In den vergangenen zwei Monaten habe ich einige herrliche Läufe erlebt. Vor allem viele schöne Morgenläufe. Da meine bessere Hälfte immer noch im Krankenstand ist und die Kinder in die Schule schicken kann, wenn ich unter der Woche Abenddienst habe, habe ich sogar öfters unter der Woche ausschlafen können. Was für ein Luxus!! Gemütlich gegen 8:30 Uhr mit einer Tasse Kaffee und einem großen Glas Wasser wach werden und dann loslaufen. Einfach herrlich!! Und die Stimmung am Morgen ist oft unschlagbar 😍

Der schönste Morgenlauf im Oktober war der zur Alpila Alpe, nur ein paar Tage nach unserem schönen Familienabenteuer. Locker und leicht losgelaufen. Das ist was mir an den Läufen vor dem Frühstück so gefällt; das leichte unbeschwerte Gefühl! Die obligatorische Aufwärmrunde um den See habe ich an diesen Tag ausgelassen und bin gleich in den Wald hineingetaucht und bergauf gelaufen.

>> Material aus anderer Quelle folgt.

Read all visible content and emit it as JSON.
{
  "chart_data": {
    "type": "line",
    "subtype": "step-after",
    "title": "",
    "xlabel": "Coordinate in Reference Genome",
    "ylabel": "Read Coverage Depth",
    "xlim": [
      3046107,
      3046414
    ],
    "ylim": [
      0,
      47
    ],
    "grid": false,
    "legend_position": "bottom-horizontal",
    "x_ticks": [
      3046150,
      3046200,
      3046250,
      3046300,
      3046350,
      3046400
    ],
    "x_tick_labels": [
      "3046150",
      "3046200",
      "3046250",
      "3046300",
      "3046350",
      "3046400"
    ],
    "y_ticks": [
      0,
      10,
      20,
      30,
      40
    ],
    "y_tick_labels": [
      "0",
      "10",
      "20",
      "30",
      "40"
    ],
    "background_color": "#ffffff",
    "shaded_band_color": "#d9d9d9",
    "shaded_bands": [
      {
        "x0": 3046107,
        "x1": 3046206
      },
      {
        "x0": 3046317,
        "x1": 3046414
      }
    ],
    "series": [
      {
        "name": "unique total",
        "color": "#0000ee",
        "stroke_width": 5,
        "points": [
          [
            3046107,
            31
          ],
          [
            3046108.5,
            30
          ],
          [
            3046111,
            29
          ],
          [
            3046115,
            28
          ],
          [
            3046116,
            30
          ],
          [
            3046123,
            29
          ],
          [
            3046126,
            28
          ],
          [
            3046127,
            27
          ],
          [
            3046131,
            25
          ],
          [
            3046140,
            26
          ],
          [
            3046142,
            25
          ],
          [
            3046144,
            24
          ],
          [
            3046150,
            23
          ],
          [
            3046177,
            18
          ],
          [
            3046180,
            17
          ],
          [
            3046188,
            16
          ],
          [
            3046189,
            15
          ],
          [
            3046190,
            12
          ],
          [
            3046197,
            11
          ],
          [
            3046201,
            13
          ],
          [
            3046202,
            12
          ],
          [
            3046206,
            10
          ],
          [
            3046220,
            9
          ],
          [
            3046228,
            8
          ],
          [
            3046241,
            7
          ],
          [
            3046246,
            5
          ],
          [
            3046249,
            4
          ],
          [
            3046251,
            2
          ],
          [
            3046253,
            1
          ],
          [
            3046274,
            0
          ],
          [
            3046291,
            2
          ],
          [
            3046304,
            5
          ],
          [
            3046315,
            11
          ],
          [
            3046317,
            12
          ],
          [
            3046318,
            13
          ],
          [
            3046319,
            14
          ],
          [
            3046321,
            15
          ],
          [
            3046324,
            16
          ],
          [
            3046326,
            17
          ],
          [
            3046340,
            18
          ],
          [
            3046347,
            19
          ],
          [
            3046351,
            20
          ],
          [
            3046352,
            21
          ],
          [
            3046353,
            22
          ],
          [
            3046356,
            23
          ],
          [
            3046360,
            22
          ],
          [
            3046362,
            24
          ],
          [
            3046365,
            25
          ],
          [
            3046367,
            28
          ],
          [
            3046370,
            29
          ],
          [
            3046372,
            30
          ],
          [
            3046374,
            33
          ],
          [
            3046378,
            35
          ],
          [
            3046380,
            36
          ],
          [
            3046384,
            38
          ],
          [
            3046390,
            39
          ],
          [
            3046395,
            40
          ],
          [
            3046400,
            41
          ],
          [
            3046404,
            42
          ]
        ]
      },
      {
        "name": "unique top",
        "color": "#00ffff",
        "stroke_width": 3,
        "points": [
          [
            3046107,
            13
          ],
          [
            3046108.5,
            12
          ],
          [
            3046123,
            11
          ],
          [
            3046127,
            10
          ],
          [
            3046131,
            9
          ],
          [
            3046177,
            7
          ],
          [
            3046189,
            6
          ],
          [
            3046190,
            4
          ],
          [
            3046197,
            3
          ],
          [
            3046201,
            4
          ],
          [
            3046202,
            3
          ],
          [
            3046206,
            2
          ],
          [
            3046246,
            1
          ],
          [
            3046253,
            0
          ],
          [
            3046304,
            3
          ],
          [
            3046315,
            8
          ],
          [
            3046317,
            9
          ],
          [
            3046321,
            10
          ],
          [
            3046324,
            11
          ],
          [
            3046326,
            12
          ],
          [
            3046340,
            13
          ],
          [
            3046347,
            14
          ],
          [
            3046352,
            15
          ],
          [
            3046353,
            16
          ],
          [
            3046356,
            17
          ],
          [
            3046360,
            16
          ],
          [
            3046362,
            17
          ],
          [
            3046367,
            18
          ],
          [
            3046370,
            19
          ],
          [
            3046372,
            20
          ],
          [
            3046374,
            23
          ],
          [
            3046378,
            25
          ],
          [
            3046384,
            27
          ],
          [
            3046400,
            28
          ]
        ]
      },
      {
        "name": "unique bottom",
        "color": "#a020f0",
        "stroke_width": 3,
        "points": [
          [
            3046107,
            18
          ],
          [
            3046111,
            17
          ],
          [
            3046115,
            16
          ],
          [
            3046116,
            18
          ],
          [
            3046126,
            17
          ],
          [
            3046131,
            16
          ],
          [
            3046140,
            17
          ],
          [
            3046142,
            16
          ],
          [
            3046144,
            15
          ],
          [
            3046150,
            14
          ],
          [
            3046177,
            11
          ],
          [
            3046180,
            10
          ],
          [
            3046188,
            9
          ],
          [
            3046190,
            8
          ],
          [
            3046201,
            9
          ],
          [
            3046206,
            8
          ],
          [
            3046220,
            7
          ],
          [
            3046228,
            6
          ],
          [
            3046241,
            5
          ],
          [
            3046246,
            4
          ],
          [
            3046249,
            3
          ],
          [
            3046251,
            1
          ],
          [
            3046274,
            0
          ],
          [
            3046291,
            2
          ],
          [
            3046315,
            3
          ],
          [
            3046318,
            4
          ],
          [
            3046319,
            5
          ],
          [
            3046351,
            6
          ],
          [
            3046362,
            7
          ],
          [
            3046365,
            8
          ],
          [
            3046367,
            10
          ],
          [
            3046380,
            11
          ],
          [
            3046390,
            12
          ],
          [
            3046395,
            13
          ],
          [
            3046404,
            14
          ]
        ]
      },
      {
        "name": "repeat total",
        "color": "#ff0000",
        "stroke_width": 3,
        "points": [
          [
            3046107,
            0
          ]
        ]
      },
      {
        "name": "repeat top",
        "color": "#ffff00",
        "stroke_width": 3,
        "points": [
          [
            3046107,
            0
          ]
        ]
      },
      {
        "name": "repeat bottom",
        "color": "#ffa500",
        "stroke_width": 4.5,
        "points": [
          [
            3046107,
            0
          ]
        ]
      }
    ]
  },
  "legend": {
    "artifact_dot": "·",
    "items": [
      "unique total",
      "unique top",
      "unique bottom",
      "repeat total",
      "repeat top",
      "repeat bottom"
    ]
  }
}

Herrlicher Sonnenschein hat mich im goldenen Herbst begleitet, schöner kann es kaum noch werden.

Nach ca. 8 km und knapp 700 Hm an der Alpe angekommen hatte ich doch etwas Hunger 🤪 und habe meine Notproviant (ein kleiner Sack mit Mandeln und Rosinen) ausgepackt und gemütlich in der Sonne bei einer herrlichen Aussicht ein erstes „Frühstückchen“ genossen 😍 Als dann zwei E-Biker ihre Räder an der Hütte abstellten war es vorbei mit der Ruhe. Da war ich zum Glück schon fertig und nach einem freundlichen „Guten Morgen“ bin ich den direkten Weg wieder zurück nach Hause gelaufen.

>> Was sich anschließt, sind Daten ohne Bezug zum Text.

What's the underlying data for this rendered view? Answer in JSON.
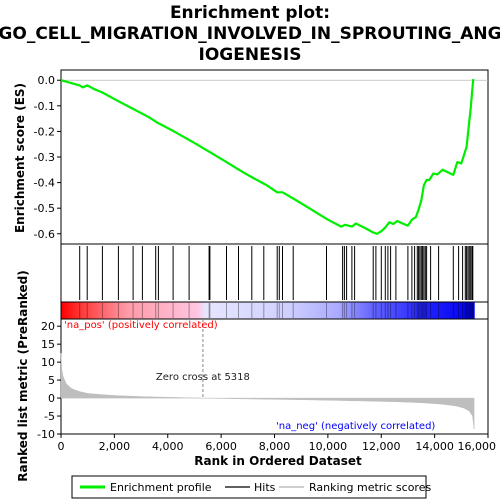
{
  "title_line1": "Enrichment plot:",
  "title_line2": "GO_CELL_MIGRATION_INVOLVED_IN_SPROUTING_ANG",
  "title_line3": "IOGENESIS",
  "chart_data": {
    "type": "line",
    "colors": {
      "enrichment": "#00ee00",
      "hits": "#000000",
      "metric": "#bebebe",
      "pos_label": "#ff0000",
      "neg_label": "#0000ff",
      "zero_line": "#888888"
    },
    "es_panel": {
      "ylabel": "Enrichment score (ES)",
      "ylim": [
        -0.64,
        0.04
      ],
      "yticks": [
        0.0,
        -0.1,
        -0.2,
        -0.3,
        -0.4,
        -0.5,
        -0.6
      ],
      "ytick_labels": [
        "0.0",
        "-0.1",
        "-0.2",
        "-0.3",
        "-0.4",
        "-0.5",
        "-0.6"
      ],
      "profile": [
        [
          0,
          0.0
        ],
        [
          700,
          -0.02
        ],
        [
          820,
          -0.028
        ],
        [
          980,
          -0.02
        ],
        [
          1250,
          -0.035
        ],
        [
          1550,
          -0.048
        ],
        [
          2150,
          -0.082
        ],
        [
          2700,
          -0.112
        ],
        [
          3300,
          -0.145
        ],
        [
          3600,
          -0.165
        ],
        [
          4200,
          -0.198
        ],
        [
          5000,
          -0.245
        ],
        [
          5600,
          -0.282
        ],
        [
          6200,
          -0.32
        ],
        [
          6700,
          -0.352
        ],
        [
          7200,
          -0.382
        ],
        [
          7700,
          -0.41
        ],
        [
          8100,
          -0.438
        ],
        [
          8300,
          -0.438
        ],
        [
          8700,
          -0.462
        ],
        [
          9300,
          -0.5
        ],
        [
          10000,
          -0.545
        ],
        [
          10500,
          -0.572
        ],
        [
          10650,
          -0.565
        ],
        [
          10900,
          -0.572
        ],
        [
          11050,
          -0.56
        ],
        [
          11400,
          -0.578
        ],
        [
          11700,
          -0.595
        ],
        [
          11850,
          -0.6
        ],
        [
          12000,
          -0.59
        ],
        [
          12150,
          -0.575
        ],
        [
          12300,
          -0.555
        ],
        [
          12450,
          -0.562
        ],
        [
          12600,
          -0.55
        ],
        [
          12800,
          -0.56
        ],
        [
          13000,
          -0.568
        ],
        [
          13150,
          -0.545
        ],
        [
          13300,
          -0.535
        ],
        [
          13400,
          -0.505
        ],
        [
          13500,
          -0.47
        ],
        [
          13600,
          -0.41
        ],
        [
          13700,
          -0.39
        ],
        [
          13800,
          -0.39
        ],
        [
          13950,
          -0.365
        ],
        [
          14100,
          -0.368
        ],
        [
          14300,
          -0.35
        ],
        [
          14500,
          -0.36
        ],
        [
          14700,
          -0.37
        ],
        [
          14850,
          -0.32
        ],
        [
          15000,
          -0.325
        ],
        [
          15200,
          -0.26
        ],
        [
          15300,
          -0.16
        ],
        [
          15350,
          -0.11
        ],
        [
          15400,
          -0.05
        ],
        [
          15450,
          0.005
        ]
      ]
    },
    "hits": [
      700,
      980,
      1550,
      2150,
      2700,
      3050,
      3550,
      3650,
      4200,
      4800,
      5550,
      5580,
      6200,
      6650,
      7150,
      7600,
      8100,
      8180,
      8300,
      8700,
      9950,
      10550,
      10620,
      10700,
      10900,
      11000,
      11700,
      11800,
      12000,
      12150,
      12250,
      12350,
      12550,
      13000,
      13150,
      13250,
      13350,
      13400,
      13450,
      13500,
      13550,
      13600,
      13650,
      13700,
      13850,
      14150,
      14700,
      14900,
      15050,
      15150,
      15200,
      15250,
      15300,
      15350,
      15400,
      15430
    ],
    "rank_panel": {
      "ylabel": "Ranked list metric (PreRanked)",
      "xlabel": "Rank in Ordered Dataset",
      "ylim": [
        -10,
        22
      ],
      "yticks": [
        20,
        15,
        10,
        5,
        0,
        -5,
        -10
      ],
      "ytick_labels": [
        "20",
        "15",
        "10",
        "5",
        "0",
        "-5",
        "-10"
      ],
      "xlim": [
        0,
        16000
      ],
      "xticks": [
        0,
        2000,
        4000,
        6000,
        8000,
        10000,
        12000,
        14000,
        16000
      ],
      "xtick_labels": [
        "0",
        "2,000",
        "4,000",
        "6,000",
        "8,000",
        "10,000",
        "12,000",
        "14,000",
        "16,000"
      ],
      "n_genes": 15500,
      "zero_cross": 5318,
      "metric_curve": [
        [
          0,
          12.5
        ],
        [
          30,
          8
        ],
        [
          80,
          6
        ],
        [
          200,
          4
        ],
        [
          400,
          2.6
        ],
        [
          700,
          1.8
        ],
        [
          1000,
          1.3
        ],
        [
          1500,
          0.95
        ],
        [
          2000,
          0.72
        ],
        [
          3000,
          0.42
        ],
        [
          4000,
          0.22
        ],
        [
          5318,
          0.0
        ],
        [
          7000,
          -0.22
        ],
        [
          9000,
          -0.45
        ],
        [
          11000,
          -0.75
        ],
        [
          12500,
          -1.0
        ],
        [
          13500,
          -1.3
        ],
        [
          14300,
          -1.7
        ],
        [
          14800,
          -2.2
        ],
        [
          15100,
          -2.8
        ],
        [
          15300,
          -3.6
        ],
        [
          15420,
          -5.0
        ],
        [
          15480,
          -8.6
        ]
      ],
      "zero_cross_label": "Zero cross at 5318",
      "pos_label": "'na_pos' (positively correlated)",
      "neg_label": "'na_neg' (negatively correlated)"
    },
    "legend": {
      "position": "bottom",
      "items": [
        {
          "label": "Enrichment profile",
          "color": "#00ee00"
        },
        {
          "label": "Hits",
          "color": "#000000"
        },
        {
          "label": "Ranking metric scores",
          "color": "#bebebe"
        }
      ]
    }
  }
}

Ein Highlight in den letzten zwei Monaten war auf jeden Fall der Lauf mit Doris am Bodensee. Eigentlich hatten wir ausgemacht, dass Doris zu mir in den Bergen kommt und wir eine schöne Herbstwanderung machen. Pünktlich zu diesem Wochenende, und zwar genau an diesem Samstag, an dem wir ausgemacht hatten war es kurzfristig vorbei mit dem goldenen Herbst. Es hatte dichter Nebel in den Berge, regnete wie aus Kübeln 💦 und war kalt. Also beschlossen wir das ganze umzudrehen, und ich fuhr zu Doris nach Bregenz. Auch hier regnete es zwar, aber nicht so stark wie in den Bergen und es war auch etwas wärmer. Wir machten einen sehr schönen Lauf am Bodensee entlang und haben dabei festgestellt, dass auch ich flach kann 😜 Nach 10 kurzweilige Kilometer haben wir uns in Doris Hotelzimmer umgezogen und sind gemütlich einen Kaffee trinken gegangen – ein herrlicher Vormittag! 😊

Noch ein schöner Lauf war der erste Schneelauf in dieser Saison, und zwar am Tag nach dem Treffen mit Doris. In den Bergen hatte es über Nacht so sehr abgekühlt, dass die Welt am nächsten Morgen herrlich weiß war und da musste ich natürlich raus. Der erste Schneelauf in der Saison ist immer was Besonderes. Alles ist ganz still, man hört nur das Knirschen der Schnee unter den Füßen. Ende Oktober muss ich aber noch kein Winter haben, und so war es auch gut, dass der Schnee nach wenigen Tagen wieder weg war 😉

Und so vergeht die Zeit. Mein Alternativtraining; Krafttraining und Rumpfstabi, ist in letzter Zeit ordentlich auf die Strecke geblieben (wie so vieles Andere). Für mich ist aber Bewegung draußen in der Natur an der frischen Luft das beste Mittel als Ausgleich und zur Stressbewältigung. Ich denke spätestens im Januar werde ich hoffentlich mehr Zeit auch für Alternativtraining haben. Wobei, ich sollte noch vor der Skisaison ein paar Ausfallschritte üben 🙄 die brauche ich ja dann beim Telemarken auf der Piste 😜 Aber die könnte ich ja zur Not auch beim Lauftraining integrieren.